А мы будем ходить и недоумевать, чегой-то на рынке не видно Golden Cup...


----------



## ilya83 (5 Фев 2017)

Хах Я подумаю. А что на счет Юпитер ? Я не понял, там 2-а Юпитера. ООО Юпитер и ОООО Баян Юпитер. Вроде из одной конторы, но 2-а ООО. Причем тут же на этом форуме кричат, что Юпитер Гусаровский - китайская бяка. что за Гусаров?

А я вот на Юпитер засматриваюсь и на Ютубе куча роликов с выступлением детей из муз школ, у них у всех Юпитеры. это тоже китайская бяка или. ... Я запутался.


----------



## ilya83 (5 Фев 2017)

Hohner тоже смотрел. И тут опять же говорят, что Hohner китайская бяка. Ну если и делают в китае, но делают же. Не простож этикетки клеят.


----------



## vev (5 Фев 2017)

ilya83 писал:


> Хах Я подумаю. А что на счет Юпитер ? Я не понял, там 2-а Юпитера. ООО Юпитер и ОООО Баян Юпитер. Вроде из одной конторы, но 2-а ООО. Причем тут же на этом форуме кричат, что Юпитер Гусаровский - китайская бяка.
> 
> А я вот на Юпитер засматриваюсь и на Ютубе куча роликов с выступлением детей из муз школ, у них у всех Юпитеры. это тоже китайская бяка или. ... Я запутался.


Странный Вы какой-то... Ничего не щупали, ничего не знаете, но уже раздаете советы...

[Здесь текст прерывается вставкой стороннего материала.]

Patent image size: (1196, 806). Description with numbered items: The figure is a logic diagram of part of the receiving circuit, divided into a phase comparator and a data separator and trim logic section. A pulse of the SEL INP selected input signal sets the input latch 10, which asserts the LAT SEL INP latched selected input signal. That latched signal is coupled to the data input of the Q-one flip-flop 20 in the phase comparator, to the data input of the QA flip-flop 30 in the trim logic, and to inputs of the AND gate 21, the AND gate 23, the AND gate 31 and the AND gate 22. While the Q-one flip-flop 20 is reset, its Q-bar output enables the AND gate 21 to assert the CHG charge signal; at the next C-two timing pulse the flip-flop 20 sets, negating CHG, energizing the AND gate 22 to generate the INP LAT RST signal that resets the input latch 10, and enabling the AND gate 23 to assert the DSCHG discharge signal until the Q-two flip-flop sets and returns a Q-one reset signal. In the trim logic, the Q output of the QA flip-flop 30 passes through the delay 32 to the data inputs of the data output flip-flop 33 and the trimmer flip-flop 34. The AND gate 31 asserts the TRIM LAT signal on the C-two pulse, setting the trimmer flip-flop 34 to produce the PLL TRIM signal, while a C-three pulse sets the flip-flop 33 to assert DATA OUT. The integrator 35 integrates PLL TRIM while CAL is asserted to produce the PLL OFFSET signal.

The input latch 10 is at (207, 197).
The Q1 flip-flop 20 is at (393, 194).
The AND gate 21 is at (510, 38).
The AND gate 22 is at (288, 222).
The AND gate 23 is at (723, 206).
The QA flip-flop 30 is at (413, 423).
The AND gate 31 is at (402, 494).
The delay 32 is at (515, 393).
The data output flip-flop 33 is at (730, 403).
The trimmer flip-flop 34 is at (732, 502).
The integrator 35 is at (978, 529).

Про Юпитер от Гусарова никто не говорит про Китай. Корея.  
Засматриваетесь? А надо заслушиваться. Ну устраивает звук китайцев - вперед. Покупайте  и наслаждайтесь. В чем Вы нас то хотите убедить? Если большинство местного населения страдают весьма утонченным слуховым аппаратом, способным отличить до от до-диез. Ну не юзают здесь ColdenCup... И к Гусаровским баянам относятся как к учебным...


----------



## rodiongork (5 Фев 2017)

Цитата:


> И тут опять же говорят, что Hohner китайская бяка. Ну если и делают в китае, но делают же. Не простож этикетки клеят.


Тут разница. Вы можете либо покупать баяны целиком где-то в Китае и перепродавать их здесь "как есть". Завести ООО будет стоить для Вас 10 тыр.

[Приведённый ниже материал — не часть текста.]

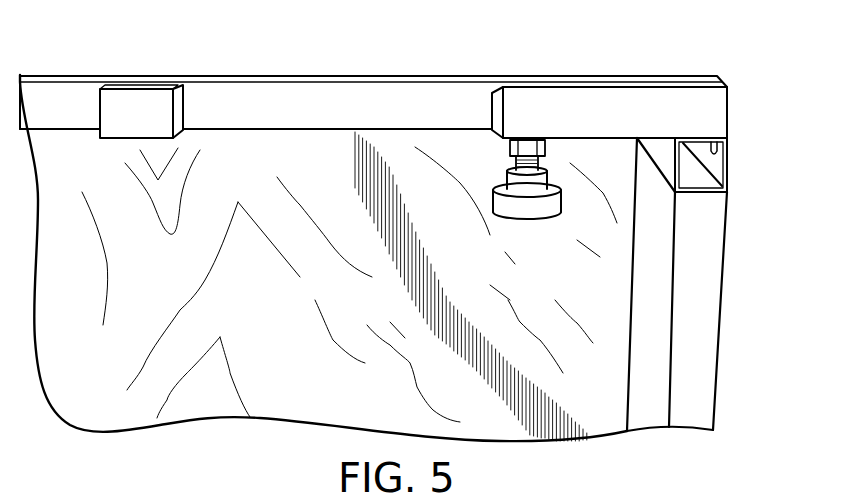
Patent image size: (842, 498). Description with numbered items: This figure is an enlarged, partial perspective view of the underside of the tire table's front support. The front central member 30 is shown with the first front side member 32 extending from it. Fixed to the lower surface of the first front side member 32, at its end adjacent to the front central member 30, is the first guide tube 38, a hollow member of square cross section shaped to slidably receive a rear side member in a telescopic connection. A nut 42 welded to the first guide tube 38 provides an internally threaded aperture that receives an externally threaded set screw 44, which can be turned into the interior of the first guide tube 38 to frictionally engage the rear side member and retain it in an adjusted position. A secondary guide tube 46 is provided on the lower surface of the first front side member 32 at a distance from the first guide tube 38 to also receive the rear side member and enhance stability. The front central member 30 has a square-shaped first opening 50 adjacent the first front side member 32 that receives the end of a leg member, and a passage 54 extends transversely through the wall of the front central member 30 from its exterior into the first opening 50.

The front central member 30 is at (695, 307).
The first front side member 32 is at (333, 103).
The first guide tube 38 is at (583, 113).
The nut 42 is at (528, 152).
The set screw 44 is at (547, 206).
The secondary guide tube 46 is at (138, 115).
The first opening 50 is at (707, 180).
The passage 54 is at (713, 145).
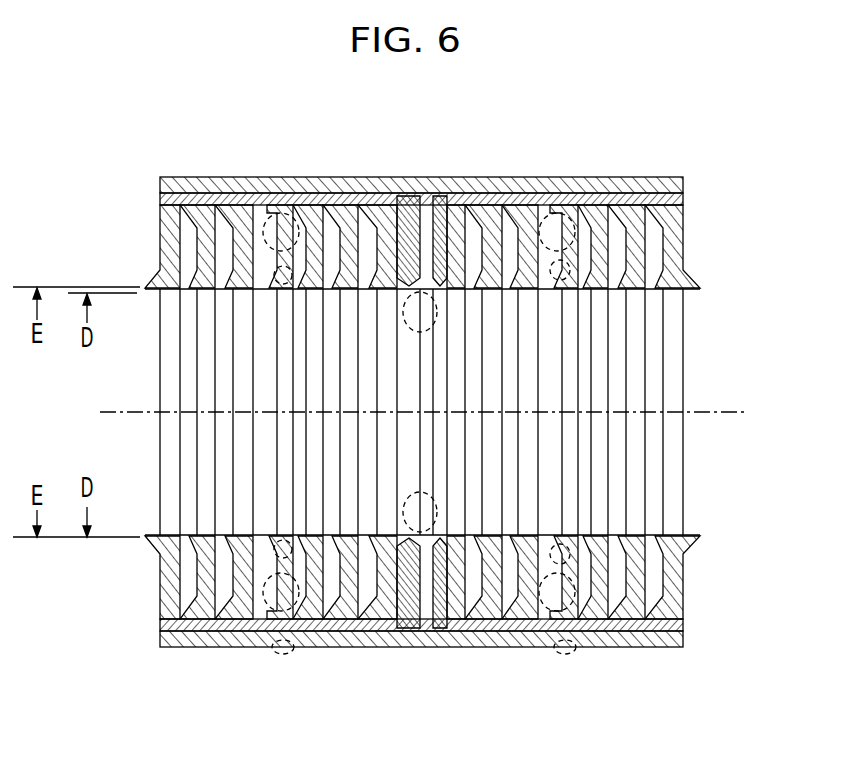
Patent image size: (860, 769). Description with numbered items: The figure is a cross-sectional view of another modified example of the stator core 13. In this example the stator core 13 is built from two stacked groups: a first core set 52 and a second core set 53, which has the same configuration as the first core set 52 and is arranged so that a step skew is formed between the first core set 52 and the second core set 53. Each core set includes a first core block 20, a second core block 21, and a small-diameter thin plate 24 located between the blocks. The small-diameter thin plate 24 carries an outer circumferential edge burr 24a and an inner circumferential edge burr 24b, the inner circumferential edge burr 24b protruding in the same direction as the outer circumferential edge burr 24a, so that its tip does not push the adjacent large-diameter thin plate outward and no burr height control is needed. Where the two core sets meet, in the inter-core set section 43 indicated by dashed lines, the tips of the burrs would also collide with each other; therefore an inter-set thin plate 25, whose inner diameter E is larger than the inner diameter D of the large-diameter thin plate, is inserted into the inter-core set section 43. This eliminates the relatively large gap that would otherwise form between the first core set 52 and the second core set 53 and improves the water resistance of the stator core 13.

The stator core 13 is at (713, 162).
The first core block 20 is at (160, 166).
The second core block 21 is at (285, 166).
The small-diameter thin plate 24 is at (283, 205).
The outer circumferential edge burr 24a is at (560, 234).
The inner circumferential edge burr 24b is at (562, 262).
The inter-set thin plate 25 is at (417, 178).
The inter-core set section 43 is at (400, 510).
The first core set 52 is at (395, 653).
The second core set 53 is at (683, 653).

Либо вы можете заказывать в Китае корпуса на одной фабрике, голоса на другой, резонаторы выпиливать здесь силами двух наемных работников, ремни заказывать в Мексике, а чехлы в Индии. Типа, более европейский подход.

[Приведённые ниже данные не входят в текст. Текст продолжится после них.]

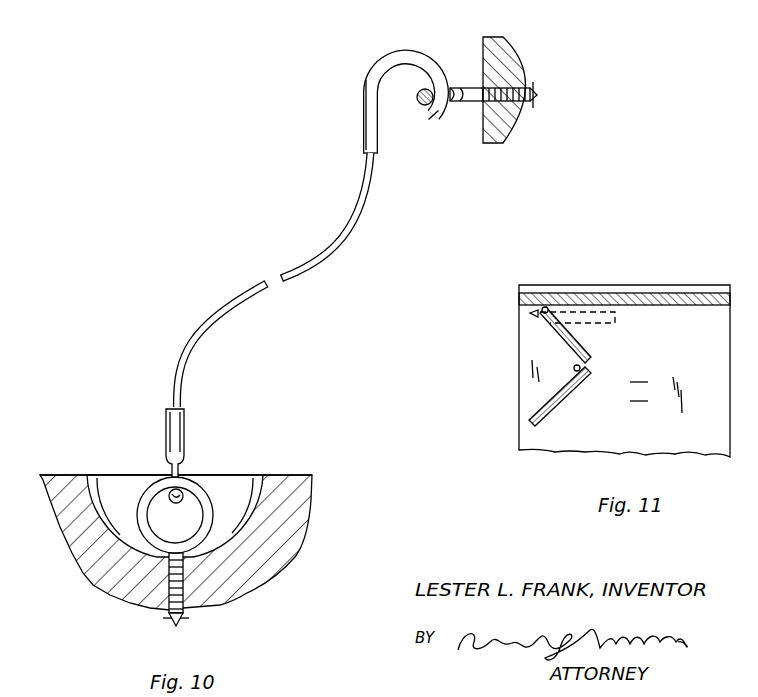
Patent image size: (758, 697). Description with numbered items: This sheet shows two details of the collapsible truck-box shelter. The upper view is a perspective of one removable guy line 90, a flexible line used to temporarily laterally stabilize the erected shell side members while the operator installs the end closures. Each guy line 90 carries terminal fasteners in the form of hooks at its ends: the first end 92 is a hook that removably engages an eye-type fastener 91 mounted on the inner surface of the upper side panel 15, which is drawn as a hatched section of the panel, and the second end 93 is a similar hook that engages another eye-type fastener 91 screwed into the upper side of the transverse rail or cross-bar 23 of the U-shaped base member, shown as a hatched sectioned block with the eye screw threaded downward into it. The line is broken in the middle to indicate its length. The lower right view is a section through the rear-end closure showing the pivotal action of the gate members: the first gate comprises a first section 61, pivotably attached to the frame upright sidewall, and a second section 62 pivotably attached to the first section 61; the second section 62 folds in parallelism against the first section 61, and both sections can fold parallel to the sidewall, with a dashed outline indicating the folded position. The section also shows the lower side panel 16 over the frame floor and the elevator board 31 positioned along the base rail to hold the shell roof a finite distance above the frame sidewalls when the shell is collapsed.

In FIG. 10, the upper side panel 15 is at (483, 41).
In FIG. 11, the lower side panel 16 is at (702, 293).
In FIG. 10, the transverse rail 23 is at (298, 475).
In FIG. 11, the elongate board 31 is at (628, 285).
In FIG. 11, the first section 61 is at (615, 310).
In FIG. 11, the second section 62 is at (602, 325).
In FIG. 10, the guy line 90 is at (236, 285).
In FIG. 10, the eye-type fastener 91 is at (203, 483).
In FIG. 10, the first end 92 is at (400, 52).
In FIG. 10, the second end 93 is at (187, 432).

И будет у вас получаться бяка или не бяка - это ж не от Китая зависит уже, а от того что и почем Вы у китайцев покупаете. Ну и соответственно почем собираетесь продавать результат.


----------



## ilya83 (5 Фев 2017)

Вот, похоже, китаец (я о баяне). Ну не знаю. На Ютубе что Sadko что weltmeister...


----------



## zet10 (5 Фев 2017)

в таком случае берите Китайца,какой смысл Вас тут переубеждать ? Вам Vev, дал более чем исчерпывающий ответ, который как видно Вы пропустили мимо ушей, или просто не хотите слышать...хотите играть на китайском инструменте пожалуйста играйте!


----------



## joukahainen (17 Апр 2017)

ilya83 писал:


> Кто, что знает о Farinelli и Sadko , поделитесь.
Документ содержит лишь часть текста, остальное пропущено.